Les casinos en France emploient alors 10 000 personnes, et sont souvent le premier employeur des petites communes où ils sont établis. La principale raison de cette proposition de loi est donc que ce secteur est en crise. Depuis une quinzaine d'années, le produit brut des jeux a subi une baisse de 19,6% et c'est l'année 1985-86 qui avait enregistré la plus forte baisse (record historique) : 14,1%. Un casino sur trois est en cessation de paiement, six sont en redressement judiciaire. Le rapport conclut que cette situation catastrophique est due au fait que la règlementation en France empêche la modernisation des jeux autorisés et freine le développement économique des casinos français par rapport à leurs homologues européens. Ensuite le rapporteur rappelle les lois sur l'interdiction d'exploitation des machines à sous dans les lieux publics et dans les débits de boissons, et les liens entre ces machines et le banditisme (qui avait réalisé de gros profits grâce à elles). Puis il souligne que la situation est tout à fait différente en Europe où 10 pays sur 12 ont légalisé ce type de machine en les considérant comme un jeu "normal", correspondant aux goûts d'une clientèle moyenne mais plus nombreuse. Ces pays représentent donc une concurrence pour la France, et celle-ci n'a pas les moyens de rivaliser. "‘L'objectif de cette loi est double. D'abord, celui de sortir le secteur d'activité des casinos d'une crise grave que nous avons rapidement évoquée. Ensuite celui de moderniser et d'harmoniser notre législation avec celle des autres pays européens. Elle consiste à autoriser les appareils automatiques de jeux de hasard, dits machines à sous, dans les seuls casinos, enceintes règlementées et étroitement contrôlées’" 114 . Elles représenteraient ainsi une nouvelle source de financement pour les casinos et leur permettraient de sortir de la crise. Ensuite le rapporteur indique une série de modalités pratiques à l'intérieur de la loi qui visent à éliminer toute possibilité d'infiltration du banditisme dans ce secteur.

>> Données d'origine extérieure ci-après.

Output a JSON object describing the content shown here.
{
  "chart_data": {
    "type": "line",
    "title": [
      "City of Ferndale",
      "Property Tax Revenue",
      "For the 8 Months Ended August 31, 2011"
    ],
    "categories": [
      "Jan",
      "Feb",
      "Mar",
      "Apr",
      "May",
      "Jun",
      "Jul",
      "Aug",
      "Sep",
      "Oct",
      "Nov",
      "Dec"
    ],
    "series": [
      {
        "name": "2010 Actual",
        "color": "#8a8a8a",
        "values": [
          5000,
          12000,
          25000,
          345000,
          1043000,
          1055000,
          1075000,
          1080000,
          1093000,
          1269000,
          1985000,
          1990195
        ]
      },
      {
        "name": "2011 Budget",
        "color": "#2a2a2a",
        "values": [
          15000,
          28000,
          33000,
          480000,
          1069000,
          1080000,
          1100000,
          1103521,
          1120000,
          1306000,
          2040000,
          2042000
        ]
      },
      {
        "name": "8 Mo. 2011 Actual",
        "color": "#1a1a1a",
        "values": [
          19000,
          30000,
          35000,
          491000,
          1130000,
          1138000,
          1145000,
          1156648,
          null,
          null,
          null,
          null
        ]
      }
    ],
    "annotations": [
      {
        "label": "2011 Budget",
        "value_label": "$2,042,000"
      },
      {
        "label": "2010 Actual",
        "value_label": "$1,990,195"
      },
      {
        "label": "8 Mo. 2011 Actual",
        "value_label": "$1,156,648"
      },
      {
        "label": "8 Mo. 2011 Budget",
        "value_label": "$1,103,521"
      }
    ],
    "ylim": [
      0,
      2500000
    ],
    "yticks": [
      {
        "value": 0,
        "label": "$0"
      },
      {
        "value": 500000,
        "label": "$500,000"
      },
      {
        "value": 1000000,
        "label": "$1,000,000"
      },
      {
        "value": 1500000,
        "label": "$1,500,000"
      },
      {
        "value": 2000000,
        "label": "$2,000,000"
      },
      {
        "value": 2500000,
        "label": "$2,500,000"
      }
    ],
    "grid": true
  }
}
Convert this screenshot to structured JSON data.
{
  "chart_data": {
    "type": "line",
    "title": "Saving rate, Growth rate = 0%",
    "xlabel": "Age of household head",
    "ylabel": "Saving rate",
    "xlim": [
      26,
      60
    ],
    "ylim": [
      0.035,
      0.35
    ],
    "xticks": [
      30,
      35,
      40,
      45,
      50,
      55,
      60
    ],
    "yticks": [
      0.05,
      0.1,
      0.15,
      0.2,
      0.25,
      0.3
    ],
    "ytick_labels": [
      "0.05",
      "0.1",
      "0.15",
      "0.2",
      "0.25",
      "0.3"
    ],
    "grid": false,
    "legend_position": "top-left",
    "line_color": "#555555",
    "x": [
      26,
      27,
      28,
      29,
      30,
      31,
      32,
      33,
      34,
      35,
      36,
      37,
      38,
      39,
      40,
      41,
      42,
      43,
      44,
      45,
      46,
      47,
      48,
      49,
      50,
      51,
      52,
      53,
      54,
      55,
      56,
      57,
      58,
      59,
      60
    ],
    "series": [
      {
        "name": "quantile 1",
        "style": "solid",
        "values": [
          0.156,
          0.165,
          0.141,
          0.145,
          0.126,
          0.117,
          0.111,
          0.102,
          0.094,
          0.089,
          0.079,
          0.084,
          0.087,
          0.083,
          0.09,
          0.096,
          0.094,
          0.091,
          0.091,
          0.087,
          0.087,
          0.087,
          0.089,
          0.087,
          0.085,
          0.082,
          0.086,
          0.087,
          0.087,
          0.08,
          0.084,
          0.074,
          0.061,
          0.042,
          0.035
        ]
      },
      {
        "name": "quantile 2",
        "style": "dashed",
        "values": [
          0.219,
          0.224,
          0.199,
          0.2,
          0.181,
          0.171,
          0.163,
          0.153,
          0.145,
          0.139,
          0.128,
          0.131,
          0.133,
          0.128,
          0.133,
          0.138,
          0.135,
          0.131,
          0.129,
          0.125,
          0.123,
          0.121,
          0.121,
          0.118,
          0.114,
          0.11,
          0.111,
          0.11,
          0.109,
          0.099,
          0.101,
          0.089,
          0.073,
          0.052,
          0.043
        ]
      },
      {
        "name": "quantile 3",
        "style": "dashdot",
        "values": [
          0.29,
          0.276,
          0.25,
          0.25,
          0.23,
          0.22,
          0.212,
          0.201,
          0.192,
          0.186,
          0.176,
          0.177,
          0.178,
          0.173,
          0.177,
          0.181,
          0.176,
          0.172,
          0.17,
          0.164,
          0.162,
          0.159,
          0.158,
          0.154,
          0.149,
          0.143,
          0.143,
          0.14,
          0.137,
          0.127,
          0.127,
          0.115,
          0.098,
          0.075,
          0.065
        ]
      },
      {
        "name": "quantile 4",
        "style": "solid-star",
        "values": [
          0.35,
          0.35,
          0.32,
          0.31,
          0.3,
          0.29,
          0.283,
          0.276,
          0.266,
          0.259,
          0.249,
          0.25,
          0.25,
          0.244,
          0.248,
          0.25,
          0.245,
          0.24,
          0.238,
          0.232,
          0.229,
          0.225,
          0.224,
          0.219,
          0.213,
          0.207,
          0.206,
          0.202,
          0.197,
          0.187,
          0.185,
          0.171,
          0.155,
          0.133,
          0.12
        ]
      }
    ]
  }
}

Le second orateur est monsieur Yves Galland, ministre délégué auprès du ministre de l'intérieur, chargé des collectivités locales qui précise notamment : "‘La proposition de loi qui vous est soumise vise à sauvegarder l'équilibre économique et la situation d'un secteur important pour l'industrie touristique et qui n'est pas négligeable pour la balance des paiements de notre pays’". L'argument est brutal : sauver ce secteur, c'est sauver l'apport financier important qu'il représente pour l'Etat. Le ministre souligne ensuite l'assainissement qu'a subi le marché des machines automatiques, ce qui rend possible sans aucun danger leur implantation dans les casinos. Il rappelle que les casinos font partie de l'attrait touristique des stations et que cela constitue une raison supplémentaire de les aider à surmonter cette crise, l'industrie du tourisme connaissant elle aussi des difficultés en France (son apport aux finances de l'Etat est notamment très important en terme de devises étrangères). Enfin, pour le ministre, "‘la limitation de cette autorisation aux seuls casinos permet de s'entourer de toutes les garanties’", notamment sous le point de vue de la morale, puisque l'accès des casinos est règlementé. En outre toutes les mesures seront prises pour garantir aussi la moralité des exploitants de casinos qui seront soumis à des contrôles très stricts pour éviter toute infiltration du grand banditisme. Nous pouvons remarquer que tous les atouts mis en avant sont de nature économique, mais qu'il y a aussi une volonté de rassurer les députés sur la moralité de la loi. En effet si la principale source de cette loi est d'ordre économique, on ne peut pas oublier que l'opinion est très sensible à la connotation mafieuse qui est déjà liée aux casinos, à laquelle il faut encore ajouter les affaires de banditisme liées aux machines à sous. Les interventions des autres députés se plaçant sur un ordre moral, elles seront traitées dans un chapitre de la 3e partie de cette thèse, consacré à ce type d'oppositions.

Notes
114.

- Compte rendu des discussions de l'assemblée nationale, première séance, 17 décembre 1986.